Dabei gibt es durchaus gesetzliche Fristen zur Bearbeitung solcher Anträge. Nachdem die Unterlagen vollständig sind, beträgt die bei Ausbildungen aus Mitgliedsländer des Europäischen Wirtschaftsraums drei, bei Ausbildungen aus Drittstaaten vier Monate. Derzeit würden die Fristen aber aufgrund der hohen Antragszahl auch überschritten.

Das liege unter anderem daran, dass bei MTRAs das Prüfverfahren besonders aufwendig sei, so Sprecher Nell: "Sowohl in den Staaten der EU als auch in Drittstaaten entsprechen nur wenige Ausbildungen dem in Deutschland geregelten Berufsbild. Abweichungen von den Vorgaben gibt es hier fast immer. Um diese inhaltlich herausarbeiten zu können, ist oft die Unterstützung einer Berufsfachschule nötig."

Kranke müssen weggeschickt werden

Um der Antragsflut Herr zu werden, seien bereits neue Stellen eingerichtet worden, so die Regierung. Derzeit kümmert sich so je ein Sachbearbeiter um einen Gesundheitsfachberuf, einige davon in Teilzeit. Jedoch, so die Regierung, steige die Zahl der Anträge weiter an. Und unvollständig eingereichte Unterlagen verzögerten den Prozess zusätzlich.

Auch im Fall der MTRA aus Polen dauerte es, bis alle Unterlagen beisammen waren. Erst im Sommer 2017 war ihr Antrag vollständig. "Das Problem ist auch, wenn etwas fehlt, dauert es oft mehrer Monate, bis es auffällt", so R. Für die Ausländer sei die Antragsstellung oft eine Herrausforderung. "Wenn wir wollen, dass die Fachkräfte hierherkommen, müssten sie auch dabei besser unterstützt werden", findet der Arzt.

Doch derzeit vergeht so wertvolle Zeit für die Fachkräfte.
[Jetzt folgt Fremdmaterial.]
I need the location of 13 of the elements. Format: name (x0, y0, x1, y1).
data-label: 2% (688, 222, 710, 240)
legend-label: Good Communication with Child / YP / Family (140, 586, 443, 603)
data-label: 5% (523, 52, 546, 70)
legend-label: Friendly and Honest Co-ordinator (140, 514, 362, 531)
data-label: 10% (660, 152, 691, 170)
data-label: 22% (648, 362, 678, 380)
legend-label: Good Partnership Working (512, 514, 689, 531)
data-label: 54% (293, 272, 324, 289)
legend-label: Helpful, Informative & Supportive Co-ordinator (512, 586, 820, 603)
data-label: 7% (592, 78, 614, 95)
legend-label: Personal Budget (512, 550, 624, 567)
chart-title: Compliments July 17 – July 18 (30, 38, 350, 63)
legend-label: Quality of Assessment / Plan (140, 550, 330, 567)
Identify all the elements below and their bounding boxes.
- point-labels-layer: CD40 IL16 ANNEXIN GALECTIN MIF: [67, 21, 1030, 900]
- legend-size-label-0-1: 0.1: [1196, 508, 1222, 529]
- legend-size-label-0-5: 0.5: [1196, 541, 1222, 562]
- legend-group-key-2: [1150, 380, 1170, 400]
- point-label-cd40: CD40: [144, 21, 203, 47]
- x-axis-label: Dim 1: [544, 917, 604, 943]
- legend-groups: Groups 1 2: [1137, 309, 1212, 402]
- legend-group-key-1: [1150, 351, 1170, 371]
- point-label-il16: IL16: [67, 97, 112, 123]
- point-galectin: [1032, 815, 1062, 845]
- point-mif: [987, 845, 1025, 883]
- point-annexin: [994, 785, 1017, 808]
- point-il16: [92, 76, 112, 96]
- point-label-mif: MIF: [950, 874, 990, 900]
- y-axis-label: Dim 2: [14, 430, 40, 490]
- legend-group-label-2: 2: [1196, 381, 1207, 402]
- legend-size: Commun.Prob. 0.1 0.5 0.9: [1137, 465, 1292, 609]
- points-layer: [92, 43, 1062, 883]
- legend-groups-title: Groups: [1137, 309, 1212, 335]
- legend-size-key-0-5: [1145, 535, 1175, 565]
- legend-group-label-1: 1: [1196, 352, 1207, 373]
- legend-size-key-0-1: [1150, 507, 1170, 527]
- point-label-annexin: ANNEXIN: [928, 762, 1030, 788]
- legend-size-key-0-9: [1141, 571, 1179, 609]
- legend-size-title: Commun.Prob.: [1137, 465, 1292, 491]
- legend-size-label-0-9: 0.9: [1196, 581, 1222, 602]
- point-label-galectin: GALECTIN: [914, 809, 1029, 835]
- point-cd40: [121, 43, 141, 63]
Zeit, die Dieter R. und seine Patienten oft nicht haben. In Spitzenzeiten musste er wegen des Personalmangels auch schon Kranke wegschicken: "Unsere Behandlungsspielräume werden dadurch eingeengt", so der Arzt.

Die MTRA aus Polen beschäftigt der Strahlentherapeut derzeit mit Hilfstätigkeiten in seiner Praxis: "Sonst wäre sie womöglich auch schon weg."